メリット1.見込み顧客からの成約率が上がる
インサイドセールスの最も大きなメリットは、見込み顧客からの成約率が上がることでしょう。見込み顧客の成約率が上がることで、見込み顧客を獲得するためにかけたコストの回収率が向上し、コストパフォーマンスが高いマーケティングとなります。
メリット2.商品の満足度が上がりLTVが向上する
インサイドセールスを行いながら、マーケティング活動や商品そのものへの満足度が上がることで、LTV(Life Time Value・顧客生涯価値=1人の顧客から生涯にわたって得られる利益)が向上するため、企業の収益が増加します。
メリット3.継続顧客になる確率が上がる
インサイドセールスでは、見込み顧客が実際に購入する優良顧客に至った場合でも、継続して有益な情報を提供し続けることが可能となるため、リピーターとして継続顧客になる確率が上がります。このことにより、LTVがさらに向上するでしょう。
デメリット1.莫大な人件費がかかることも
ただし、このような施策を全て人力に頼るとなると、膨大な人件費がかかる可能性があります。そこでMAツールを導入し、効率良くインサイドセールスを進めていく必要があります。
デメリット2.社内の業務効率が悪化することも
上記のように、インサイドセールスは直接見込み顧客にたいして売込みをしないため、中途半端に終わるとコンバージョンに至る前のリードナーチャリングに時間をかけすぎて、業務効率が悪化する恐れがあります。そこで、効率良くコンバージョンに結びつけるために、MAツールを導入して、顧客を確実に管理することが重要となるのです。

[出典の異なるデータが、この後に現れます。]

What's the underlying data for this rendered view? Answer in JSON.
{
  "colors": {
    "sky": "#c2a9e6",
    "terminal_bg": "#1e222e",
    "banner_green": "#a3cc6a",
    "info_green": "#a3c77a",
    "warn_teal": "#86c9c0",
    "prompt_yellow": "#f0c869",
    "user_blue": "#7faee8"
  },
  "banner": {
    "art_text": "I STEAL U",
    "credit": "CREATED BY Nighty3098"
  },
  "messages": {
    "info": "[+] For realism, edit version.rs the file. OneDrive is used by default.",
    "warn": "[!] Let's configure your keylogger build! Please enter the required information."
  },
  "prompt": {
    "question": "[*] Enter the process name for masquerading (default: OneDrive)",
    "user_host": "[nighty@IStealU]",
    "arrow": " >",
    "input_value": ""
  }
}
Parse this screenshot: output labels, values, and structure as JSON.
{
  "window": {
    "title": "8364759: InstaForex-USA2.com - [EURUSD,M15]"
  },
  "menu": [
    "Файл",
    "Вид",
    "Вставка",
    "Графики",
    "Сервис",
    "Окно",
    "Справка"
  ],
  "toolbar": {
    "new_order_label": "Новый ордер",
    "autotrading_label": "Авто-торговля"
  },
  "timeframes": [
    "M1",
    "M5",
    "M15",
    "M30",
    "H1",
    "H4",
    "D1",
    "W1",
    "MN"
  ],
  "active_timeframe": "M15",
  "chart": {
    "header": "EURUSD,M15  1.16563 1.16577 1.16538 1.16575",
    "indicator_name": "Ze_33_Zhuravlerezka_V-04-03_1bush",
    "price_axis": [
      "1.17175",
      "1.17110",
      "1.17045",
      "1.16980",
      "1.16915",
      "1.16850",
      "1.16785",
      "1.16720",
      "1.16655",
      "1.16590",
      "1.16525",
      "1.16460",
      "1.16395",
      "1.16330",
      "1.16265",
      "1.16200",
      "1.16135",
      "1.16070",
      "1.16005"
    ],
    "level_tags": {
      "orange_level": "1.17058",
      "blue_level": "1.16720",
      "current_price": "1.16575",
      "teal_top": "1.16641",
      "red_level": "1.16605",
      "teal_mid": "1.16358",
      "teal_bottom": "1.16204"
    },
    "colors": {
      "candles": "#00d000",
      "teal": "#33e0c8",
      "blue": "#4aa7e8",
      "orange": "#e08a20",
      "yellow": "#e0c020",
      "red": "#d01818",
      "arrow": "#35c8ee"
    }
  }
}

インサイドセールスを導入するならカスタマーサポートも充実させるべき
インサイドセールスを行う際は、見込み顧客を確実に優良顧客に導くこと、そして実際に購入、または契約してくれた優良顧客に対するフォローが非常に大切です。 そこで、カスタマーサポートを充実させることが必要です。ただし、インサイドセールスには元々カスタマーサポートと同じ施策が設けられているため、MAツールを導入していれば十分に対応可能です。
まとめ
このように、現代のマーケティング活動では、インサイドセールスの手法を取り入れることが欠かせません。ただし、インサイドセールスではMAツールなどのオンラインツールを用いることが効率化の絶対条件であり、そうしなければ逆にコストや業務効率が悪くなる恐れもあります。そこでインサイドセールスを行う際は、あなたの企業の事業形態、商品やサービスに合わせたMAツールを選び、効率良く行うようにしましょう。